Apparently, in early 2007 – at the peak of the real estate bubble – the Mortgage Bankers Association (MBA) came to the “inescapable conclusion that owning [their]own building was the smartest long-term investment for the association.” So with $75 million in financing, they purchased a new headquarters building. Then on February 5, 2010, they announced that they had sold it for a little over $41 million. Oops.
This is the sort of fiasco that the mortgage industry can dine out on for years. But it’s just the latest irony that we’ve witnessed recently. Remember the advocates of unbridled capitalism on Wall St. asking for government assistance so that they could continue to do “God’s work“? Then paying out billions in bonuses with taxpayer money? Irony verging on outrage.
But more ironic to mortgage quality professionals, and likely to have a larger impact, is another major story these days: the recall of millions of cars by Toyota due to quality issues.
Toyota? Poor quality? How could the company that virtually invented the quality revolution in manufacturing over the past 50 years be in this position?
As one article points out, it was a combination of things: the goal to be Number One in the world driving rapid expansion; increasingly complex products with multiple potential points of risk/failure; uninterrupted success leading to arrogance; a culture that discouraged bad news; and managerial sclerosis. (One might almost be talking about Wall Street).

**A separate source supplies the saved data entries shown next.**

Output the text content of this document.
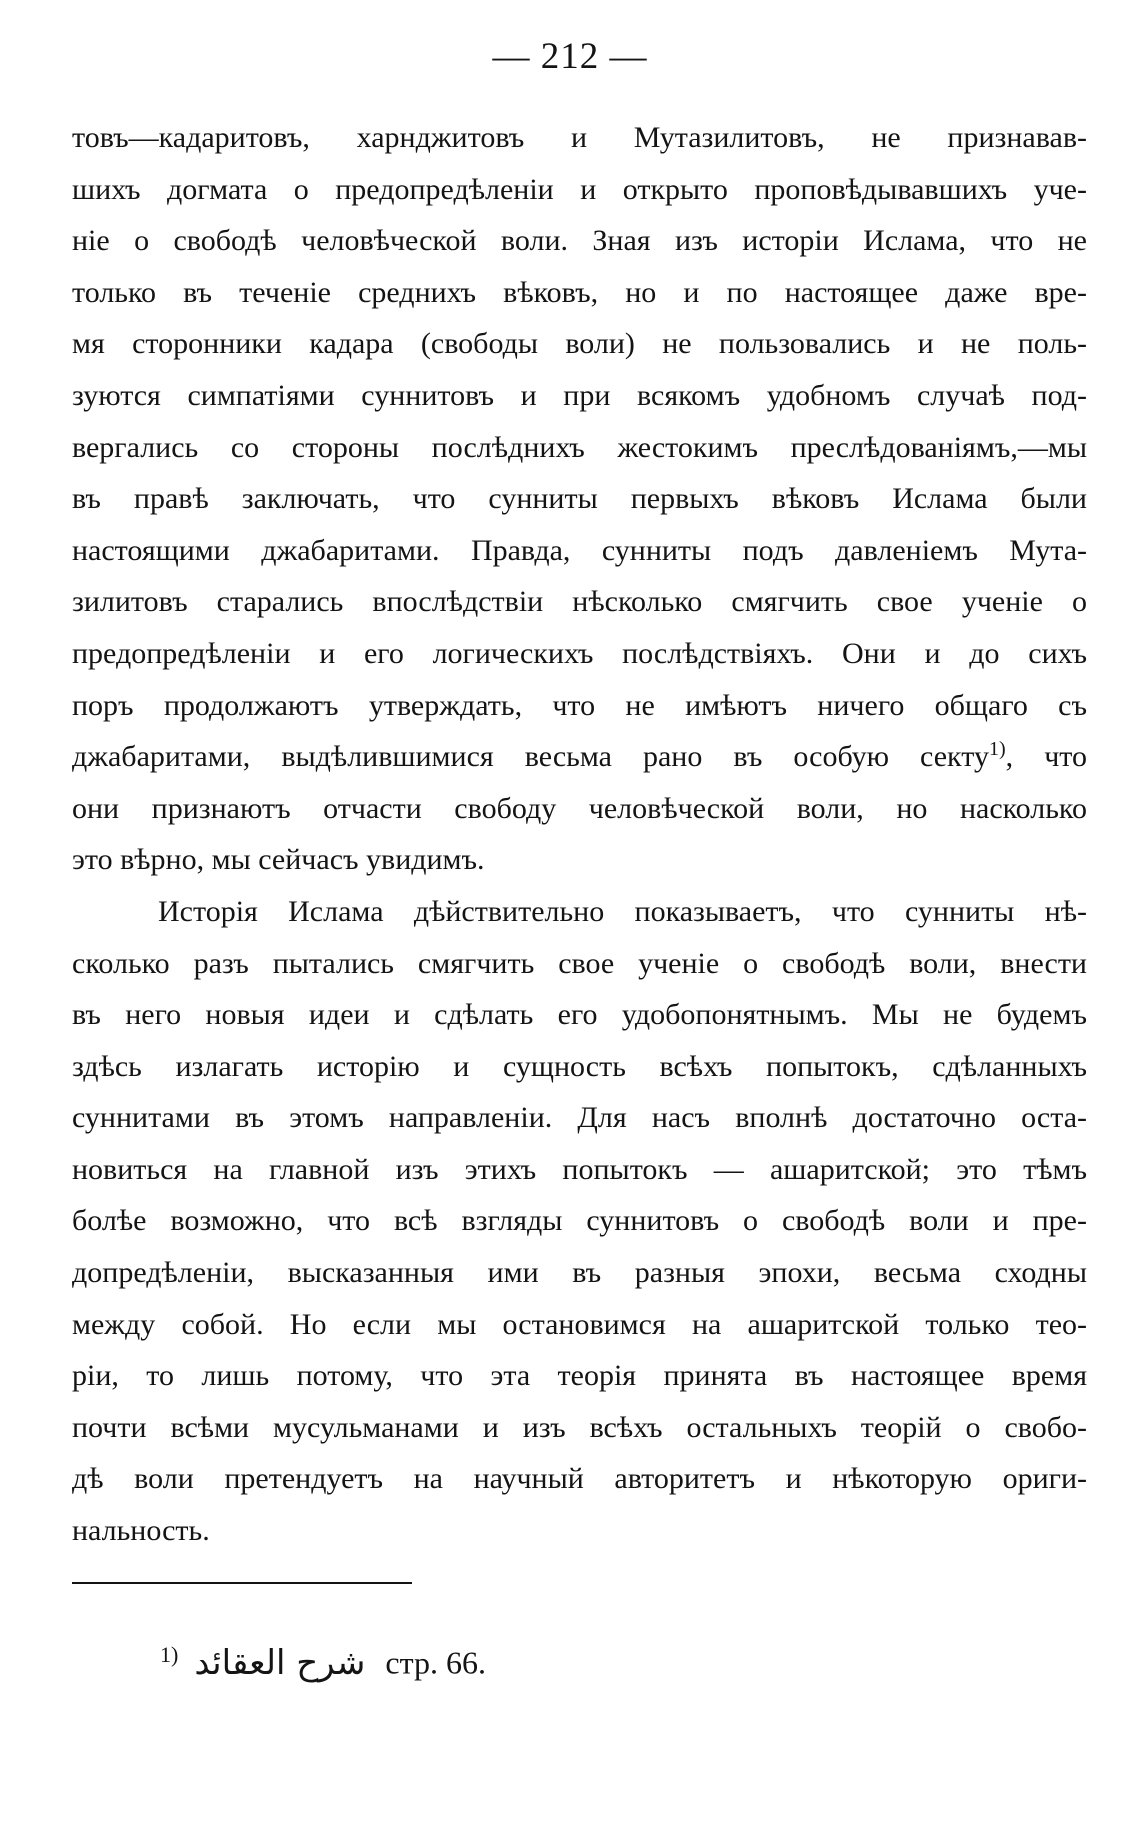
— 212 —
товъ—кадаритовъ, харнджитовъ и Мутазилитовъ, не признавав-
шихъ догмата о предопредѣленіи и открыто проповѣдывавшихъ уче-
ніе о свободѣ человѣческой воли. Зная изъ исторіи Ислама, что не
только въ теченіе среднихъ вѣковъ, но и по настоящее даже вре-
мя сторонники кадара (свободы воли) не пользовались и не поль-
зуются симпатіями суннитовъ и при всякомъ удобномъ случаѣ под-
вергались со стороны послѣднихъ жестокимъ преслѣдованіямъ,—мы
въ правѣ заключать, что сунниты первыхъ вѣковъ Ислама были
настоящими джабаритами. Правда, сунниты подъ давленіемъ Мута-
зилитовъ старались впослѣдствіи нѣсколько смягчить свое ученіе о
предопредѣленіи и его логическихъ послѣдствіяхъ. Они и до сихъ
поръ продолжаютъ утверждать, что не имѣютъ ничего общаго съ
джабаритами, выдѣлившимися весьма рано въ особую секту$^{1)}$, что
они признаютъ отчасти свободу человѣческой воли, но насколько
это вѣрно, мы сейчасъ увидимъ.
Исторія Ислама дѣйствительно показываетъ, что сунниты нѣ-
сколько разъ пытались смягчить свое ученіе о свободѣ воли, внести
въ него новыя идеи и сдѣлать его удобопонятнымъ. Мы не будемъ
здѣсь излагать исторію и сущность всѣхъ попытокъ, сдѣланныхъ
суннитами въ этомъ направленіи. Для насъ вполнѣ достаточно оста-
новиться на главной изъ этихъ попытокъ — ашаритской; это тѣмъ
болѣе возможно, что всѣ взгляды суннитовъ о свободѣ воли и пре-
допредѣленіи, высказанныя ими въ разныя эпохи, весьма сходны
между собой. Но если мы остановимся на ашаритской только тео-
ріи, то лишь потому, что эта теорія принята въ настоящее время
почти всѣми мусульманами и изъ всѣхъ остальныхъ теорій о свобо-
дѣ воли претендуетъ на научный авторитетъ и нѣкоторую ориги-
нальность.
$^{1)}$ شرح العقائد стр. 66.
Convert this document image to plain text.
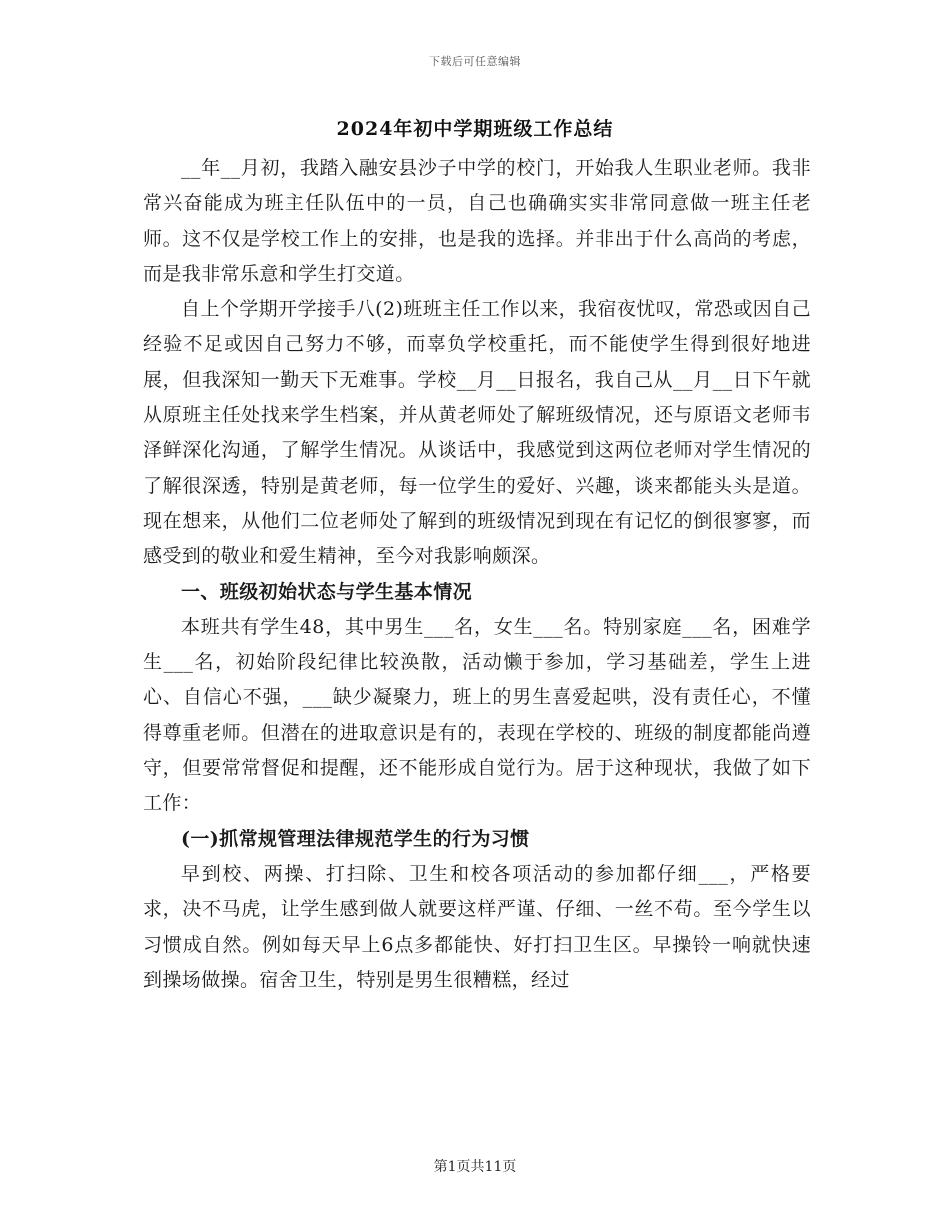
下载后可任意编辑
2024年初中学期班级工作总结

__年__月初，我踏入融安县沙子中学的校门，开始我人生职业老师。我非常兴奋能成为班主任队伍中的一员，自己也确确实实非常同意做一班主任老师。这不仅是学校工作上的安排，也是我的选择。并非出于什么高尚的考虑，而是我非常乐意和学生打交道。

自上个学期开学接手八(2)班班主任工作以来，我宿夜忧叹，常恐或因自己经验不足或因自己努力不够，而辜负学校重托，而不能使学生得到很好地进展，但我深知一勤天下无难事。学校__月__日报名，我自己从__月__日下午就从原班主任处找来学生档案，并从黄老师处了解班级情况，还与原语文老师韦泽鲜深化沟通，了解学生情况。从谈话中，我感觉到这两位老师对学生情况的了解很深透，特别是黄老师，每一位学生的爱好、兴趣，谈来都能头头是道。现在想来，从他们二位老师处了解到的班级情况到现在有记忆的倒很寥寥，而感受到的敬业和爱生精神，至今对我影响颇深。

一、班级初始状态与学生基本情况

本班共有学生48，其中男生___名，女生___名。特别家庭___名，困难学生___名，初始阶段纪律比较涣散，活动懒于参加，学习基础差，学生上进心、自信心不强，___缺少凝聚力，班上的男生喜爱起哄，没有责任心，不懂得尊重老师。但潜在的进取意识是有的，表现在学校的、班级的制度都能尚遵守，但要常常督促和提醒，还不能形成自觉行为。居于这种现状，我做了如下工作：

(一)抓常规管理法律规范学生的行为习惯

早到校、两操、打扫除、卫生和校各项活动的参加都仔细___，严格要求，决不马虎，让学生感到做人就要这样严谨、仔细、一丝不苟。至今学生以习惯成自然。例如每天早上6点多都能快、好打扫卫生区。早操铃一响就快速到操场做操。宿舍卫生，特别是男生很糟糕，经过

第1页共11页
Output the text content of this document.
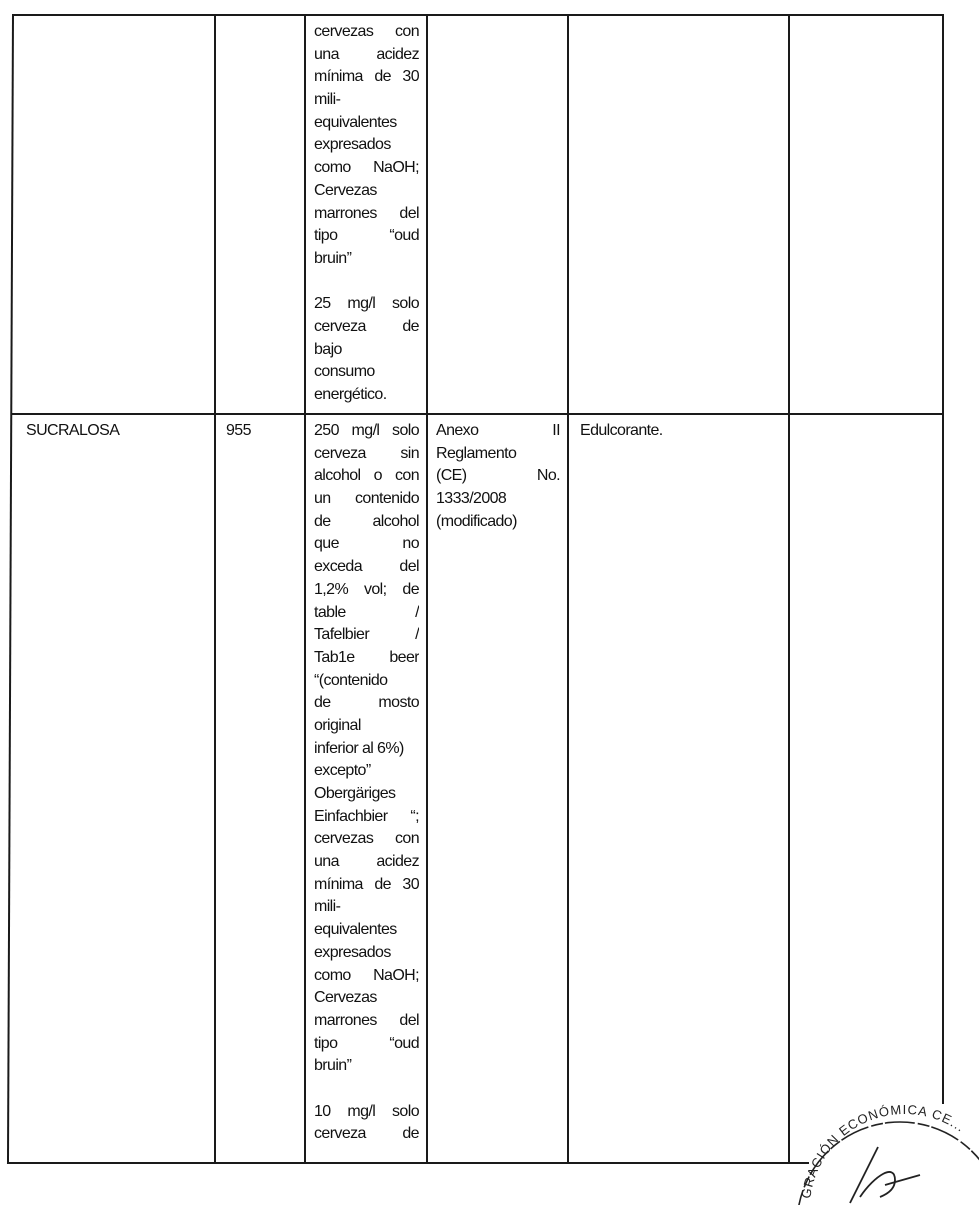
cervezas con
una acidez
mínima de 30
mili-
equivalentes
expresados
como NaOH;
Cervezas
marrones del
tipo “oud
bruin”

25 mg/l solo
cerveza de
bajo
consumo
energético.
SUCRALOSA	955	250 mg/l solo
cerveza sin
alcohol o con
un contenido
de alcohol
que no
exceda del
1,2% vol; de
table /
Tafelbier /
Tab1e beer
“(contenido
de mosto
original
inferior al 6%)
excepto”
Obergäriges
Einfachbier “;
cervezas con
una acidez
mínima de 30
mili-
equivalentes
expresados
como NaOH;
Cervezas
marrones del
tipo “oud
bruin”

10 mg/l solo
cerveza de
Anexo II
Reglamento
(CE) No.
1333/2008
(modificado)
Edulcorante.
GRACIÓN ECONÓMICA CE...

It might seem like the compeuppance of a world leader in the quality movement would negate the value of a quality culture. Yet this story may unfold to include other car manufacturers, too. Everyone is trying to sell as many complex ‘world cars’ as they can, and each car shares components with other cars in manufacturers’ product lines. Will Toyota’s brand be the only one tarnished? Probably not. But Toyota will recover, while others may not. And Toyota at least will re-learn a basic lesson: don’t rest on your laurels.